Partout des pauvres pleurent, partout on fait
souffrir,
Pitié pour ceux qui meurent, et ceux qui font
mourir.
Pitié pour ceux qui font mourir ? Bigre. On entend bien
entendu là-dedans l’accent de « Père, pardonne-leur car ils ne savent pas
ce qu’ils font » (Luc 23,34). Mais dans l’évangile de Luc, c’est celui qui
va mourir qui implore la pitié de Dieu pour ceux qui s’affairent à le mettre à
mort. Aussi bien seuls ceux qui sont morts dans les attentats du 13 novembre pourraient
faire leur cette prière et leur ce cantique. Et quant à ce cantique, nous
autres épargnés par ces attentats nous devrions nous abstenir de le chanter. Seuls
pourraient peut-être le chanter celles et ceux qui n’ont pas été épargnés par
les balles mais que la mort n’a pas pris. Et nul ne peut sans être d’une
effroyable grossièreté leur suggérer ce chant.

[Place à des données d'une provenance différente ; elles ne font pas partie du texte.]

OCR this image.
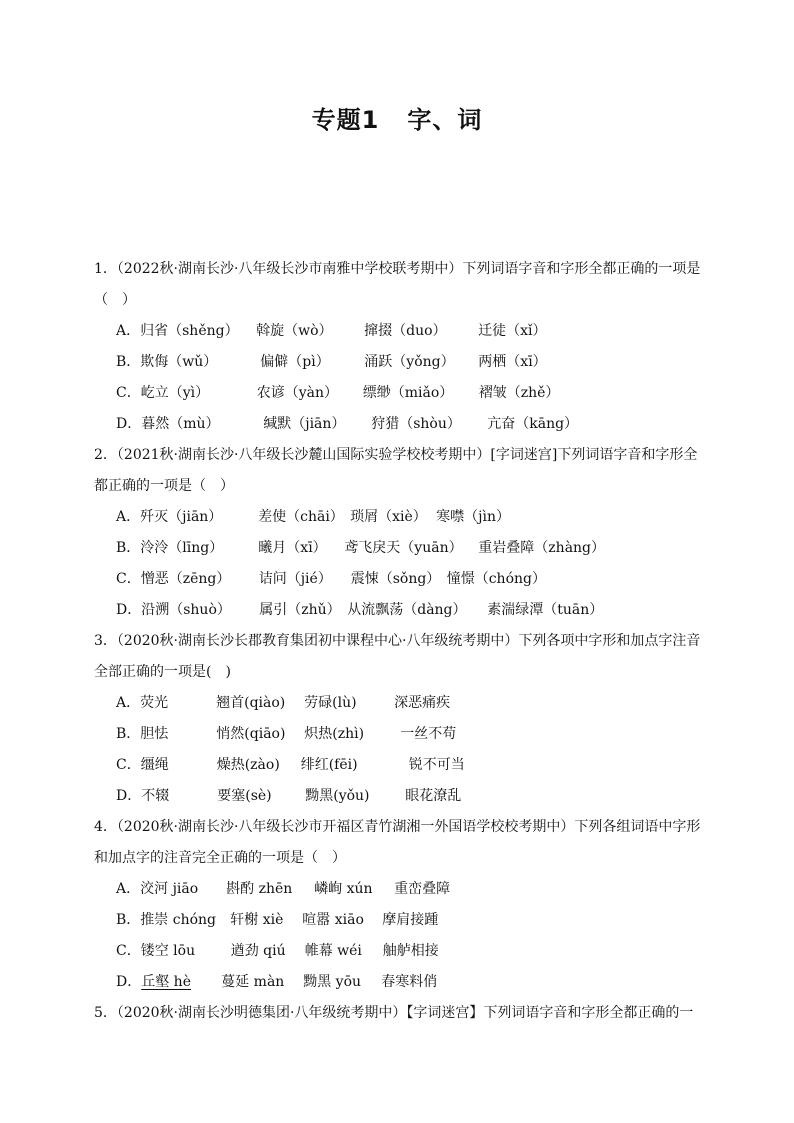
专题1 字、词

1．（2022秋·湖南长沙·八年级长沙市南雅中学校联考期中）下列词语字音和字形全都正确的一项是（　）

A．归省（shěng） 斡旋（wò） 撺掇（duo） 迁徒（xǐ）

B．欺侮（wǔ）	偏僻（pì） 涌跃（yǒng） 两栖（xī）

C．屹立（yì）	农谚（yàn） 缥缈（miǎo） 褶皱（zhě）

D．暮然（mù）	缄默（jiān） 狩猎（shòu） 亢奋（kāng）

2．（2021秋·湖南长沙·八年级长沙麓山国际实验学校校考期中）[字词迷宫]下列词语字音和字形全都正确的一项是（　）

A．歼灭（jiān）	差使（chāi） 琐屑（xiè） 寒噤（jìn）

B．泠泠（līng）	曦月（xī） 鸢飞戾天（yuān） 重岩叠障（zhàng）

C．憎恶（zēng） 诘问（jié） 震悚（sǒng） 憧憬（chóng）

D．沿溯（shuò） 属引（zhǔ） 从流飘荡（dàng） 素湍绿潭（tuān）

3．（2020秋·湖南长沙长郡教育集团初中课程中心·八年级统考期中）下列各项中字形和加点字注音全部正确的一项是(　)

A．荧光	翘首(qiào) 劳碌(lù)	深恶痛疾

B．胆怯	悄然(qiāo) 炽热(zhì)	一丝不苟

C．缰绳	燥热(zào) 绯红(fēi)	锐不可当

D．不辍	要塞(sè) 黝黑(yǒu)	眼花潦乱

4．（2020秋·湖南长沙·八年级长沙市开福区青竹湖湘一外国语学校校考期中）下列各组词语中字形和加点字的注音完全正确的一项是（　）

A．洨河 jiāo 斟酌 zhēn 嶙峋 xún 重峦叠障

B．推崇 chóng 轩榭 xiè 喧嚣 xiāo 摩肩接踵

C．镂空 lōu	遒劲 qiú 帷幕 wéi 舳舻相接

D．丘壑 hè 蔓延 màn 黝黑 yōu 春寒料俏

5．（2020秋·湖南长沙明德集团·八年级统考期中）【字词迷宫】下列词语字音和字形全都正确的一
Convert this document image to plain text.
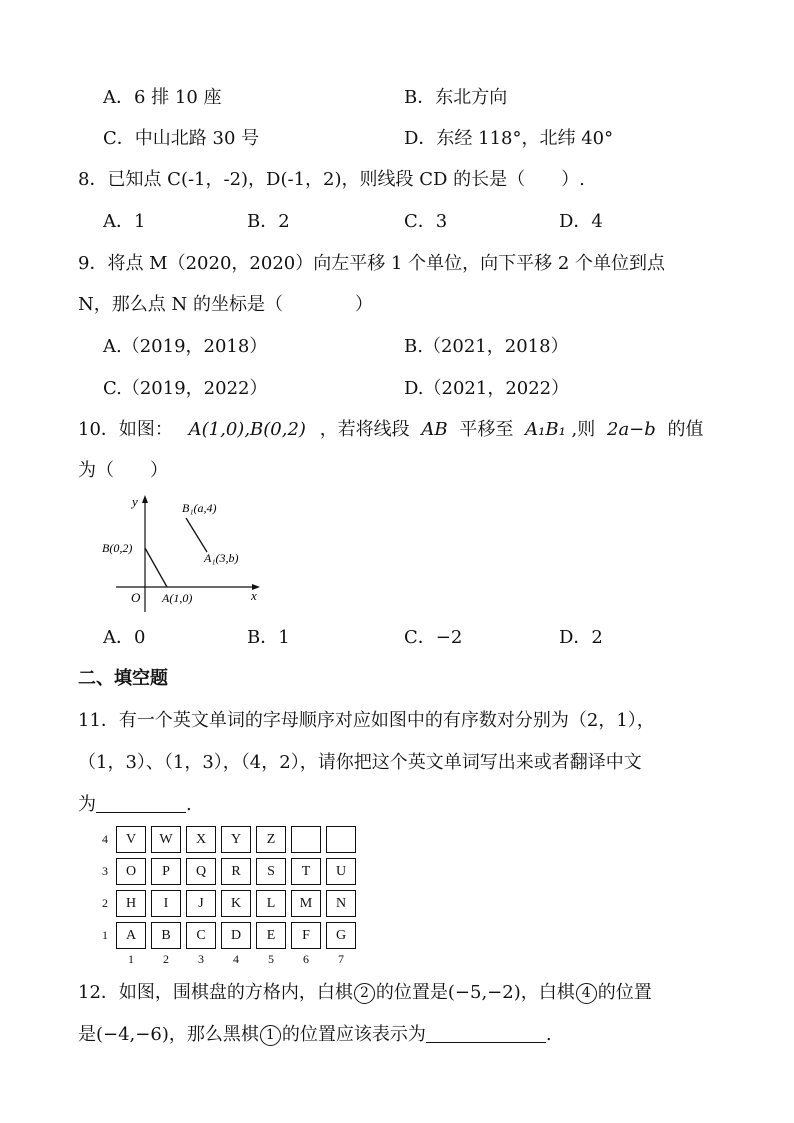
A．6 排 10 座	B．东北方向
C．中山北路 30 号	D．东经 118°，北纬 40°
8．已知点 C(-1，-2)，D(-1，2)，则线段 CD 的长是（　　）.
A．1	B．2	C．3	D．4
9．将点 M（2020，2020）向左平移 1 个单位，向下平移 2 个单位到点
N，那么点 N 的坐标是（　　　　）
A.（2019，2018）	B.（2021，2018）
C.（2019，2022）	D.（2021，2022）
10．如图： A(1,0),B(0,2) ，若将线段 AB 平移至 A₁B₁ ,则 2a−b 的值
为（　　）
y
x
O
B(0,2)
A(1,0)
B₁(a,4)
A₁(3,b)
A．0	B．1	C．−2	D．2
二、填空题
11．有一个英文单词的字母顺序对应如图中的有序数对分别为（2，1），
（1，3）、（1，3），（4，2），请你把这个英文单词写出来或者翻译中文
为	.
4	V	W	X	Y	Z
3	O	P	Q	R	S	T	U
2	H	I	J	K	L	M	N
1	A	B	C	D	E	F	G
1	2	3	4	5	6	7
12．如图，围棋盘的方格内，白棋 2 的位置是(−5,−2)，白棋 4 的位置
是(−4,−6)，那么黑棋 1 的位置应该表示为	.
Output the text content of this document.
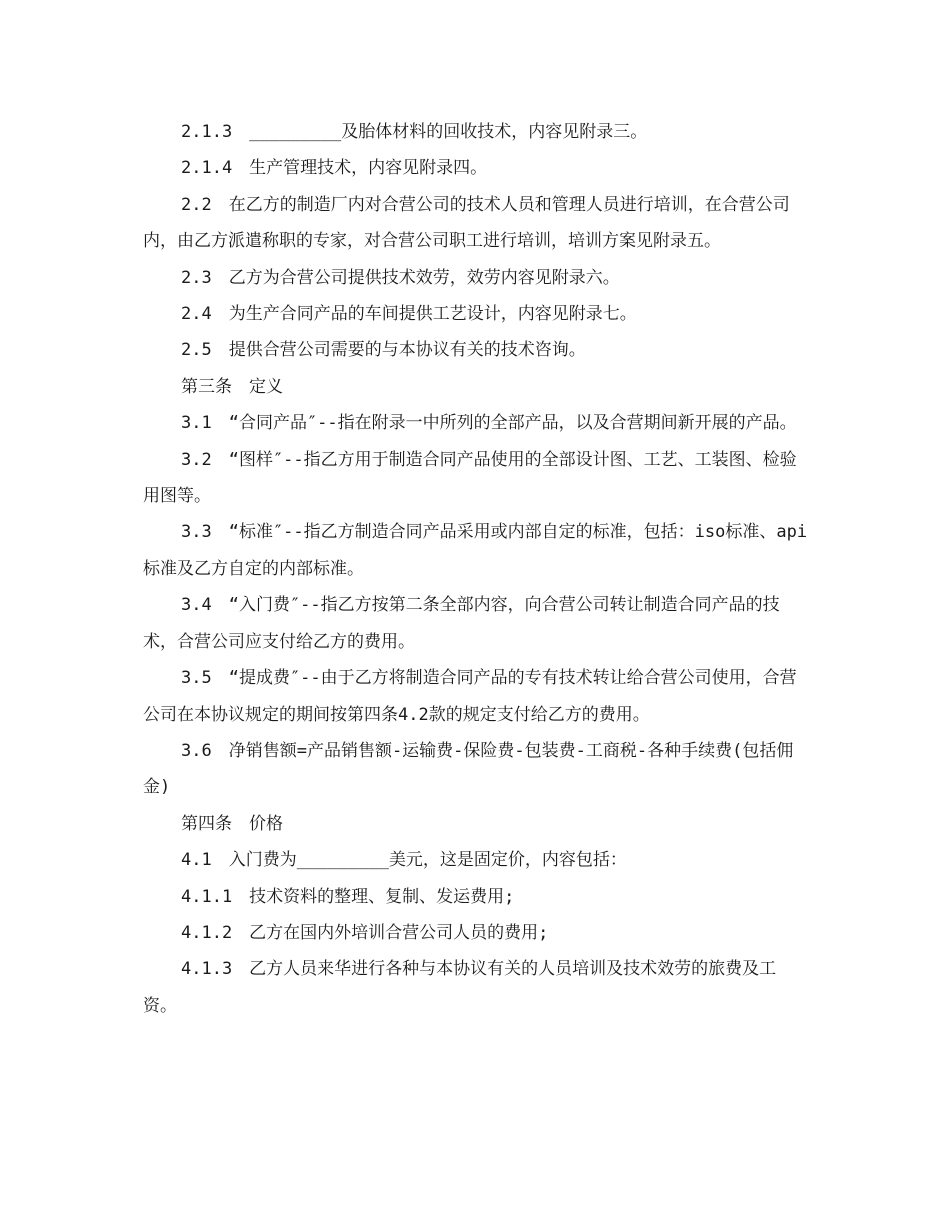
2.1.3　_________及胎体材料的回收技术，内容见附录三。

2.1.4　生产管理技术，内容见附录四。

2.2　在乙方的制造厂内对合营公司的技术人员和管理人员进行培训，在合营公司内，由乙方派遣称职的专家，对合营公司职工进行培训，培训方案见附录五。

2.3　乙方为合营公司提供技术效劳，效劳内容见附录六。

2.4　为生产合同产品的车间提供工艺设计，内容见附录七。

2.5　提供合营公司需要的与本协议有关的技术咨询。

第三条　定义

3.1　“合同产品″--指在附录一中所列的全部产品，以及合营期间新开展的产品。

3.2　“图样″--指乙方用于制造合同产品使用的全部设计图、工艺、工装图、检验用图等。

3.3　“标准″--指乙方制造合同产品采用或内部自定的标准，包括：iso标准、api标准及乙方自定的内部标准。

3.4　“入门费″--指乙方按第二条全部内容，向合营公司转让制造合同产品的技术，合营公司应支付给乙方的费用。

3.5　“提成费″--由于乙方将制造合同产品的专有技术转让给合营公司使用，合营公司在本协议规定的期间按第四条4.2款的规定支付给乙方的费用。

3.6　净销售额=产品销售额-运输费-保险费-包装费-工商税-各种手续费(包括佣金)

第四条　价格

4.1　入门费为_________美元，这是固定价，内容包括：

4.1.1　技术资料的整理、复制、发运费用;

4.1.2　乙方在国内外培训合营公司人员的费用;

4.1.3　乙方人员来华进行各种与本协议有关的人员培训及技术效劳的旅费及工资。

Quelle pitié pour les tueurs ? Ce qu’on pourrait
appeler une pitié froide, une pitié raisonnée, une pitié résolue à mettre hors
d’état de nuire ceux qui s’en prennent ainsi à vous, une pitié qui se donne les moyens de ce qu'elle a résolu. Une pitié sans pitié. Et lorsque la mort de vos ennemis est au bout de leur
chemin, une pitié qui s’abstienne de toute jubilation déplacée. On ne danse pas
de joie sur le corps d’un ennemi abattu. Car de la mort de cet ennemi il faut
bien rendre des comptes ; et que ce soit « lui ou moi », et que
ce soit « eux ou nous » ne change rien à la mort d’un semblable, ni
aux commandements bibliques ou coraniques qui portent sur elle. Il existe des
guerres justes. Mais la justice d’une guerre n’exempte pas de responsabilité
celui qui la fait et, en particulier, n’exempte pas le croyant qui la fait d’en
répondre devant Dieu.
Aussi bien la pitié qu’on éprouve pour ceux qui meurent ne
peut pas être exactement la même que celle qu’on éprouve pour ceux qui font
mourir. La pitié de mes entrailles ne peut pas être la même que celle de mon
intellect. Qu’il me soit donné de ne jamais me tromper de pitié.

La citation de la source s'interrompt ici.